I agree with Senator Twomey on the need for a debate. Senator Hanafin and others have made a cry for a debate on what all the parties would do. He wants the Opposition to make proposals to deal with a shortfall of €20 billion whereas the Government is talking about dealing - not today or tomorrow, but sometime later in the autumn - with a shortfall of €4 billion. We have the extraordinary situation where the Labour Party and Fine Gael are being asked to make proposals to deal with a shortfall of €20 billion when the Government is talking about €4 billion and is not even making its own proposals until some time in the autumn. Let us have some reality about the nature and level of the debate that people want and expect from Opposition parties and the level of application, knowledge and information that people on the Government side expect from Opposition parties when the Government, itself, does not even have the proposals it deems necessary to deal with the €4 billion shortfall to which it points.

It would be useful to have a debate on the IMF report because at least people would then need to read that report. They would need to avoid the spin and deal with the facts. This is not spin; this is a fact. A clear disagreement is manifest in the IMF report regarding the Government's position on possible nationalisation of the banks. The Government needs to face up to that. I quote from the IMF report in considering what nationalisation might achieve.

Having taken control of the bank, the shareholders would be fully diluted in the interest of protecting the taxpayer and thus preserving the political legitimacy of the initiative. The bad assets would still be carved out, but the thorny issue of purchase price would be less important, and the period of price discovery longer, since the transactions are between two government-owned entities. The management of the full range of bad assets would proceed under the NAMA structure.

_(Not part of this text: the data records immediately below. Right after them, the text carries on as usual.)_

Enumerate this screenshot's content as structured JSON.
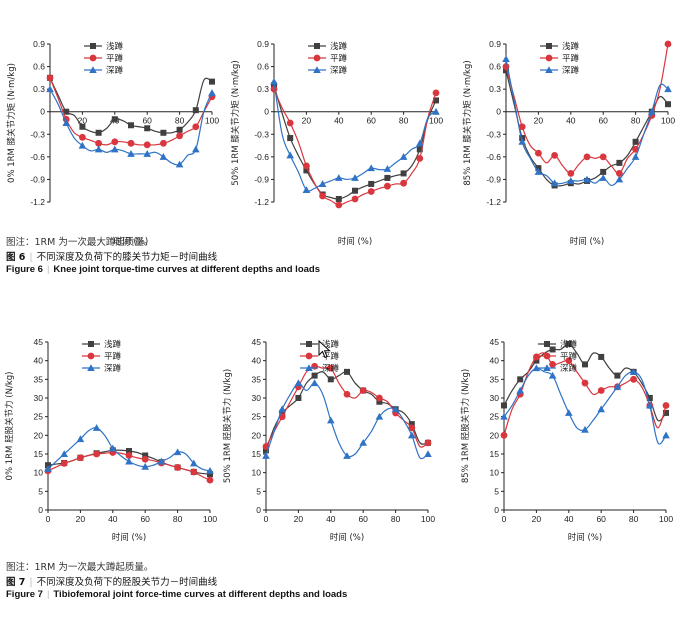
{
  "colors": {
    "s1": "#404040",
    "s2": "#d9363e",
    "s3": "#2f73c6"
  },
  "legend": [
    "浅蹲",
    "平蹲",
    "深蹲"
  ],
  "xlabel": "时间 (%)",
  "fig6": {
    "note": "图注：1RM 为一次最大蹲起质量。",
    "num_cn": "图 6",
    "title_cn": "不同深度及负荷下的膝关节力矩－时间曲线",
    "num_en": "Figure 6",
    "title_en": "Knee joint torque-time curves at different depths and loads"
  },
  "fig7": {
    "note": "图注：1RM 为一次最大蹲起质量。",
    "num_cn": "图 7",
    "title_cn": "不同深度及负荷下的胫股关节力－时间曲线",
    "num_en": "Figure 7",
    "title_en": "Tibiofemoral joint force-time curves at different depths and loads"
  },
  "chart_data": [
    {
      "type": "line",
      "ylabel": "0% 1RM 膝关节力矩 (N·m/kg)",
      "ylim": [
        -1.2,
        0.9
      ],
      "yticks": [
        0.9,
        0.6,
        0.3,
        0,
        -0.3,
        -0.6,
        -0.9,
        -1.2
      ],
      "xlim": [
        0,
        100
      ],
      "xticks": [
        20,
        40,
        60,
        80,
        100
      ],
      "xaxis_at_zero": true,
      "x": [
        0,
        5,
        10,
        15,
        20,
        25,
        30,
        35,
        40,
        45,
        50,
        55,
        60,
        65,
        70,
        75,
        80,
        85,
        90,
        95,
        100
      ],
      "series": [
        {
          "name": "浅蹲",
          "values": [
            0.45,
            0.22,
            0.0,
            -0.05,
            -0.2,
            -0.26,
            -0.28,
            -0.22,
            -0.1,
            -0.12,
            -0.18,
            -0.2,
            -0.22,
            -0.26,
            -0.28,
            -0.28,
            -0.24,
            -0.14,
            0.02,
            0.42,
            0.4
          ]
        },
        {
          "name": "平蹲",
          "values": [
            0.45,
            0.18,
            -0.1,
            -0.28,
            -0.34,
            -0.38,
            -0.42,
            -0.44,
            -0.4,
            -0.4,
            -0.42,
            -0.44,
            -0.44,
            -0.44,
            -0.42,
            -0.38,
            -0.32,
            -0.26,
            -0.2,
            0.0,
            0.2
          ]
        },
        {
          "name": "深蹲",
          "values": [
            0.3,
            0.1,
            -0.15,
            -0.35,
            -0.45,
            -0.52,
            -0.5,
            -0.54,
            -0.5,
            -0.52,
            -0.56,
            -0.56,
            -0.56,
            -0.54,
            -0.6,
            -0.68,
            -0.7,
            -0.58,
            -0.5,
            0.0,
            0.25
          ]
        }
      ]
    },
    {
      "type": "line",
      "ylabel": "50% 1RM 膝关节力矩 (N·m/kg)",
      "ylim": [
        -1.2,
        0.9
      ],
      "yticks": [
        0.9,
        0.6,
        0.3,
        0,
        -0.3,
        -0.6,
        -0.9,
        -1.2
      ],
      "xlim": [
        0,
        100
      ],
      "xticks": [
        20,
        40,
        60,
        80,
        100
      ],
      "xaxis_at_zero": true,
      "x": [
        0,
        5,
        10,
        15,
        20,
        25,
        30,
        35,
        40,
        45,
        50,
        55,
        60,
        65,
        70,
        75,
        80,
        85,
        90,
        95,
        100
      ],
      "series": [
        {
          "name": "浅蹲",
          "values": [
            0.35,
            -0.02,
            -0.35,
            -0.58,
            -0.78,
            -0.96,
            -1.1,
            -1.14,
            -1.16,
            -1.12,
            -1.05,
            -1.0,
            -0.96,
            -0.92,
            -0.88,
            -0.85,
            -0.82,
            -0.72,
            -0.5,
            -0.1,
            0.15
          ]
        },
        {
          "name": "平蹲",
          "values": [
            0.3,
            0.05,
            -0.15,
            -0.4,
            -0.72,
            -0.95,
            -1.12,
            -1.18,
            -1.24,
            -1.2,
            -1.16,
            -1.1,
            -1.06,
            -1.02,
            -0.99,
            -0.96,
            -0.95,
            -0.82,
            -0.62,
            -0.08,
            0.25
          ]
        },
        {
          "name": "深蹲",
          "values": [
            0.4,
            -0.3,
            -0.58,
            -0.8,
            -1.04,
            -1.02,
            -0.96,
            -0.92,
            -0.88,
            -0.9,
            -0.88,
            -0.82,
            -0.75,
            -0.77,
            -0.76,
            -0.68,
            -0.6,
            -0.5,
            -0.42,
            -0.08,
            0.0
          ]
        }
      ]
    },
    {
      "type": "line",
      "ylabel": "85% 1RM 膝关节力矩 (N·m/kg)",
      "ylim": [
        -1.2,
        0.9
      ],
      "yticks": [
        0.9,
        0.6,
        0.3,
        0,
        -0.3,
        -0.6,
        -0.9,
        -1.2
      ],
      "xlim": [
        0,
        100
      ],
      "xticks": [
        20,
        40,
        60,
        80,
        100
      ],
      "xaxis_at_zero": true,
      "x": [
        0,
        5,
        10,
        15,
        20,
        25,
        30,
        35,
        40,
        45,
        50,
        55,
        60,
        65,
        70,
        75,
        80,
        85,
        90,
        95,
        100
      ],
      "series": [
        {
          "name": "浅蹲",
          "values": [
            0.55,
            0.1,
            -0.35,
            -0.6,
            -0.75,
            -0.9,
            -0.98,
            -0.98,
            -0.95,
            -0.96,
            -0.92,
            -0.88,
            -0.8,
            -0.72,
            -0.68,
            -0.58,
            -0.4,
            -0.2,
            0.0,
            0.2,
            0.1
          ]
        },
        {
          "name": "平蹲",
          "values": [
            0.6,
            0.2,
            -0.2,
            -0.45,
            -0.55,
            -0.68,
            -0.58,
            -0.72,
            -0.82,
            -0.7,
            -0.6,
            -0.62,
            -0.6,
            -0.72,
            -0.82,
            -0.62,
            -0.5,
            -0.3,
            -0.05,
            0.3,
            0.9
          ]
        },
        {
          "name": "深蹲",
          "values": [
            0.7,
            0.15,
            -0.4,
            -0.62,
            -0.8,
            -0.85,
            -0.95,
            -0.95,
            -0.92,
            -0.92,
            -0.9,
            -0.95,
            -0.88,
            -0.98,
            -0.9,
            -0.75,
            -0.6,
            -0.3,
            0.0,
            0.35,
            0.3
          ]
        }
      ]
    },
    {
      "type": "line",
      "ylabel": "0% 1RM 胫股关节力 (N/kg)",
      "ylim": [
        0,
        45
      ],
      "yticks": [
        0,
        5,
        10,
        15,
        20,
        25,
        30,
        35,
        40,
        45
      ],
      "xlim": [
        0,
        100
      ],
      "xticks": [
        0,
        20,
        40,
        60,
        80,
        100
      ],
      "xaxis_at_zero": false,
      "x": [
        0,
        5,
        10,
        15,
        20,
        25,
        30,
        35,
        40,
        45,
        50,
        55,
        60,
        65,
        70,
        75,
        80,
        85,
        90,
        95,
        100
      ],
      "series": [
        {
          "name": "浅蹲",
          "values": [
            12,
            12.3,
            12.6,
            13.2,
            14,
            14.6,
            15.2,
            15.6,
            16,
            16,
            15.8,
            15.4,
            14.6,
            13.8,
            12.8,
            12,
            11.4,
            10.8,
            10.2,
            9.8,
            9.6
          ]
        },
        {
          "name": "平蹲",
          "values": [
            10.5,
            11.5,
            12.5,
            13.2,
            14,
            14.6,
            15,
            15.2,
            15.4,
            15.2,
            14.6,
            14,
            13.6,
            13.2,
            12.6,
            12,
            11.4,
            10.8,
            10.2,
            9,
            8
          ]
        },
        {
          "name": "深蹲",
          "values": [
            11,
            13,
            15,
            17,
            19,
            21.2,
            22,
            20,
            16.5,
            14.5,
            13,
            12,
            11.6,
            12,
            13,
            14,
            15.5,
            15,
            12.5,
            11,
            10.5
          ]
        }
      ]
    },
    {
      "type": "line",
      "ylabel": "50% 1RM 胫股关节力 (N/kg)",
      "ylim": [
        0,
        45
      ],
      "yticks": [
        0,
        5,
        10,
        15,
        20,
        25,
        30,
        35,
        40,
        45
      ],
      "xlim": [
        0,
        100
      ],
      "xticks": [
        0,
        20,
        40,
        60,
        80,
        100
      ],
      "xaxis_at_zero": false,
      "x": [
        0,
        5,
        10,
        15,
        20,
        25,
        30,
        35,
        40,
        45,
        50,
        55,
        60,
        65,
        70,
        75,
        80,
        85,
        90,
        95,
        100
      ],
      "series": [
        {
          "name": "浅蹲",
          "values": [
            16,
            22,
            26,
            28,
            30,
            34,
            36,
            37,
            35,
            36,
            37,
            34,
            32,
            31,
            29,
            28.5,
            27,
            26,
            23,
            18,
            18
          ]
        },
        {
          "name": "平蹲",
          "values": [
            17,
            21,
            25,
            29,
            33,
            37,
            38.5,
            38,
            38,
            34,
            31,
            30,
            32,
            31.5,
            30,
            29,
            26,
            24,
            22,
            17,
            18
          ]
        },
        {
          "name": "深蹲",
          "values": [
            14.5,
            21,
            27,
            31,
            34,
            32,
            34,
            31,
            24,
            18,
            14.5,
            15,
            18,
            21,
            25,
            27,
            27,
            24,
            20,
            14,
            15
          ]
        }
      ]
    },
    {
      "type": "line",
      "ylabel": "85% 1RM 胫股关节力 (N/kg)",
      "ylim": [
        0,
        45
      ],
      "yticks": [
        0,
        5,
        10,
        15,
        20,
        25,
        30,
        35,
        40,
        45
      ],
      "xlim": [
        0,
        100
      ],
      "xticks": [
        0,
        20,
        40,
        60,
        80,
        100
      ],
      "xaxis_at_zero": false,
      "x": [
        0,
        5,
        10,
        15,
        20,
        25,
        30,
        35,
        40,
        45,
        50,
        55,
        60,
        65,
        70,
        75,
        80,
        85,
        90,
        95,
        100
      ],
      "series": [
        {
          "name": "浅蹲",
          "values": [
            28,
            32,
            35,
            37,
            40,
            42,
            43,
            43,
            44.5,
            42,
            39,
            42,
            41,
            38,
            36,
            38,
            37,
            34,
            30,
            24,
            26
          ]
        },
        {
          "name": "平蹲",
          "values": [
            20,
            27,
            31,
            37,
            41,
            42,
            39,
            39.5,
            40,
            37,
            34,
            31,
            32,
            33,
            33,
            34,
            35,
            33,
            28,
            22,
            28
          ]
        },
        {
          "name": "深蹲",
          "values": [
            25,
            28,
            32,
            36,
            38,
            37,
            36,
            31,
            26,
            22,
            21.5,
            24,
            27,
            30,
            33,
            36,
            37,
            35,
            28,
            18,
            20
          ]
        }
      ]
    }
  ]
}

This is precisely what we in the Labour Party have been saying about nationalisation. The report continues to state:

The authorities [meaning the Government] prefer that banks stay partly in private ownership to provide continued market pricing of their underlying assets. They disagreed [in other words the Government disagreed] with the staff's view that pricing of bad assets would be any easier under nationalization.

Given that the word "disagreed" is used, how could it not be a disagreement? That is a clear disagreement and cannot be spun in the way it is being spun to suggest there is not a disagreement.